We see that out of the four models, the model that incorporates PurpleAir and relative humidity performs the best. This is also reflected in its residual plot.

plot_residuals([model_3, model_4])


From the residual plot, we can see that Model 4’s residuals are generally closer to 0. Model 4’s residuals trend downward less than Model 3’s, indicating a better model fit.

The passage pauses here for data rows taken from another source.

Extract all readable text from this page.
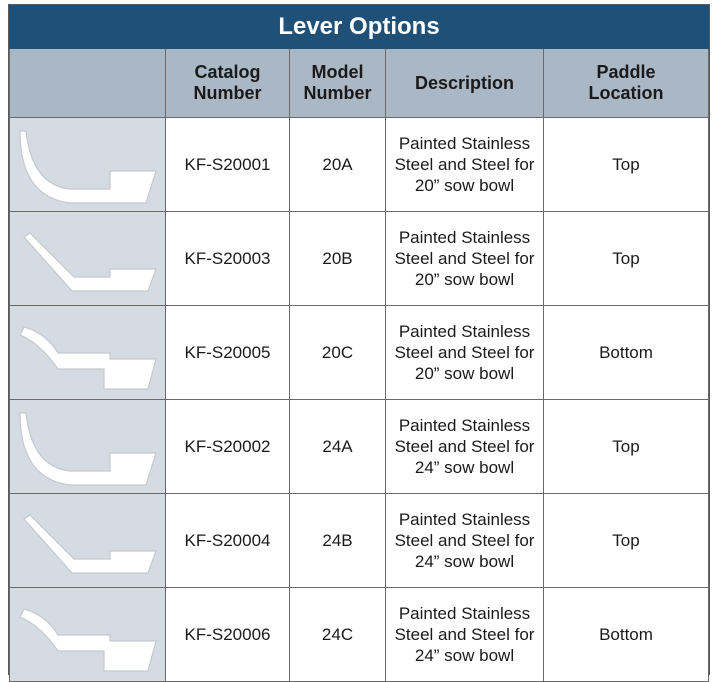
Lever Options				
	Catalog
Number	Model
Number	Description	Paddle
Location

	KF-S20001	20A	Painted Stainless
Steel and Steel for
20” sow bowl	Top

	KF-S20003	20B	Painted Stainless
Steel and Steel for
20” sow bowl	Top

	KF-S20005	20C	Painted Stainless
Steel and Steel for
20” sow bowl	Bottom

	KF-S20002	24A	Painted Stainless
Steel and Steel for
24” sow bowl	Top

	KF-S20004	24B	Painted Stainless
Steel and Steel for
24” sow bowl	Top

	KF-S20006	24C	Painted Stainless
Steel and Steel for
24” sow bowl	Bottom
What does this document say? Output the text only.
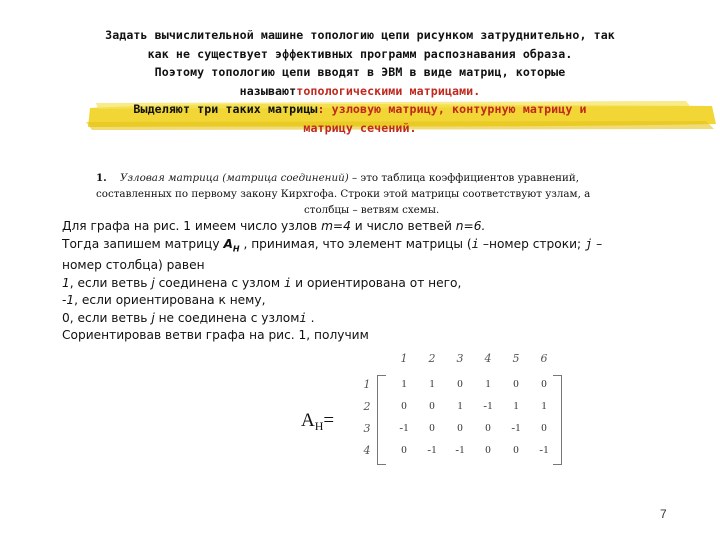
Задать вычислительной машине топологию цепи рисунком затруднительно, так
как не существует эффективных программ распознавания образа.
Поэтому топологию цепи вводят в ЭВМ в виде матриц, которые
называюттопологическими матрицами.
Выделяют три таких матрицы: узловую матрицу, контурную матрицу и
матрицу сечений.
1. Узловая матрица (матрица соединений) – это таблица коэффициентов уравнений,
составленных по первому закону Кирхгофа. Строки этой матрицы соответствуют узлам, а
столбцы – ветвям схемы.
Для графа на рис. 1 имеем число узлов m=4 и число ветвей n=6.
Тогда запишем матрицу $A_H$ , принимая, что элемент матрицы (i –номер строки; j –
номер столбца) равен
1, если ветвь j соединена с узлом i и ориентирована от него,
-1, если ориентирована к нему,
0, если ветвь j не соединена с узломi .
Сориентировав ветви графа на рис. 1, получим
$A_H=$
1	2	3	4	5	6
1	1	1	0	1	0	0
2	0	0	1	-1	1	1
3	-1	0	0	0	-1	0
4	0	-1	-1	0	0	-1
7
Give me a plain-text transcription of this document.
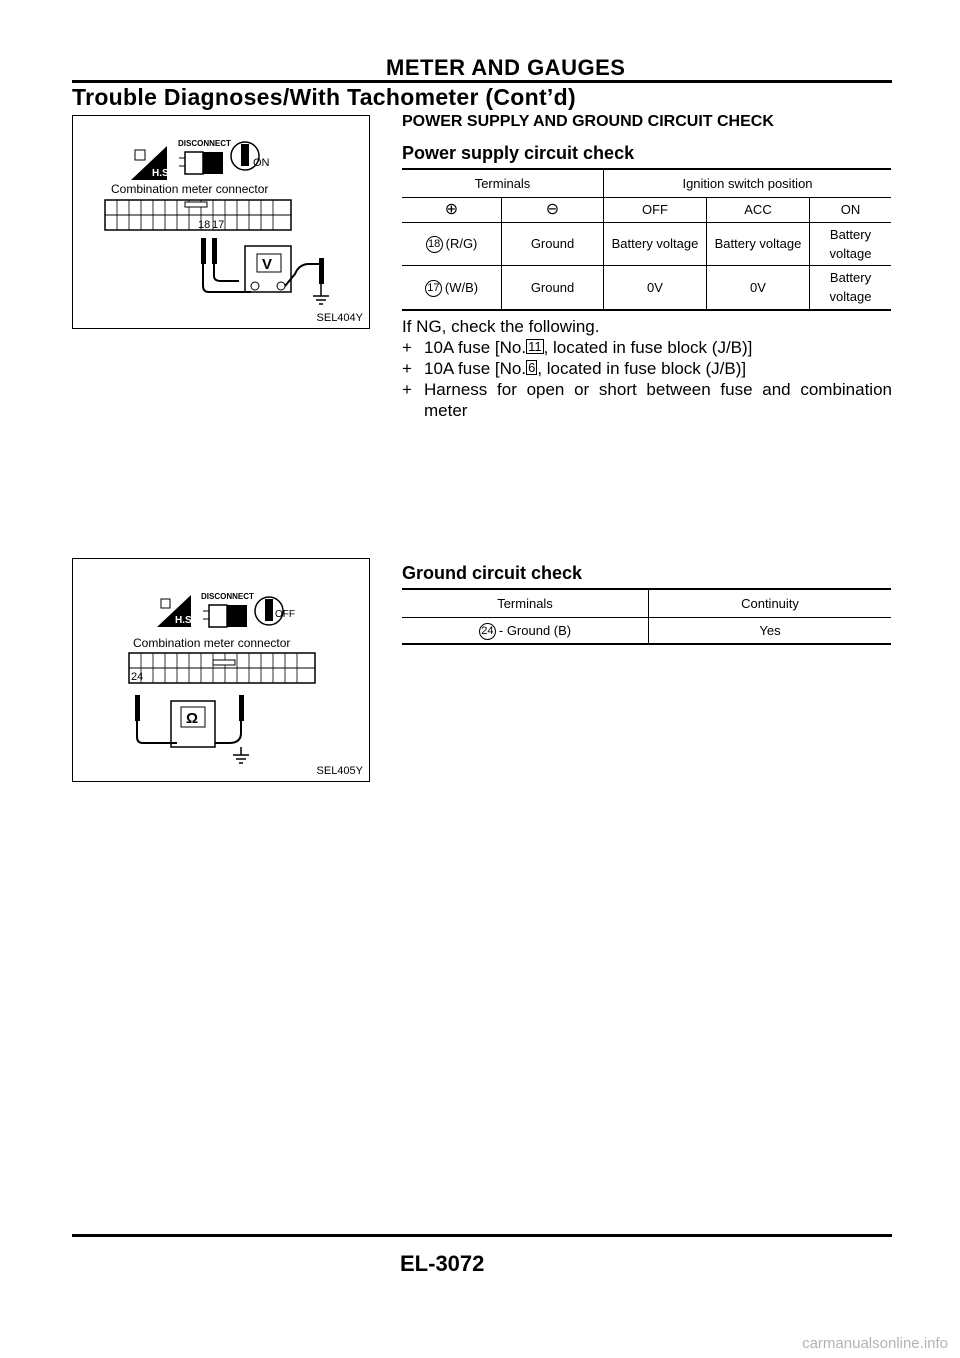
METER AND GAUGES
Trouble Diagnoses/With Tachometer (Cont’d)
H.S.
DISCONNECT
ON
Combination meter connector
18 17
V
SEL404Y
H.S.
DISCONNECT
OFF
Combination meter connector
24
Ω
SEL405Y
POWER SUPPLY AND GROUND CIRCUIT CHECK
Power supply circuit check
Terminals		Ignition switch position		
⊕	⊖	OFF	ACC	ON
18 (R/G)	Ground	Battery voltage	Battery voltage	Battery voltage
17 (W/B)	Ground	0V	0V	Battery voltage
If NG, check the following.
+ 10A fuse [No. 11 , located in fuse block (J/B)]
+ 10A fuse [No. 6 , located in fuse block (J/B)]
+ Harness for open or short between fuse and combination meter
Ground circuit check
Terminals	Continuity
24 - Ground (B)	Yes
EL-3072
carmanualsonline.info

After fitting the model, we have: $$\hat \theta_0 = 5.77$$, $$\hat \theta_1 = 0.524$$, and $$\hat \theta_2 = -0.0860$$ so our fitted model predicts:

\begin{aligned} f_{\hat \theta}(x) = 5.77 + 0.524 \cdot \text{PA} - 0.086 \cdot \text{RH} \end{aligned}

And thus, we’ve achieved our goal: we have a model to correct PurpleAir PM2.5 measurements! From our analysis, this model achieves a test set error of 2.58 µg m⁻³, which is a useful improvement over our baseline models. If the model can maintain this error rate for real-world data, it should be practically useful—for instance, a “moderate” PM2.5 level corresponds to 12-35 µg m⁻³, while a “unhealthy for sensitive groups” PM2.5 level corresponds to 35-55 µg m⁻³ . Our residual plot shows that applying our correction to PurpleAir sensors makes most measurements within 5 µg m⁻³ away from the true PM2.5, so we can reasonably recommend using PurpleAir sensors to report air quality.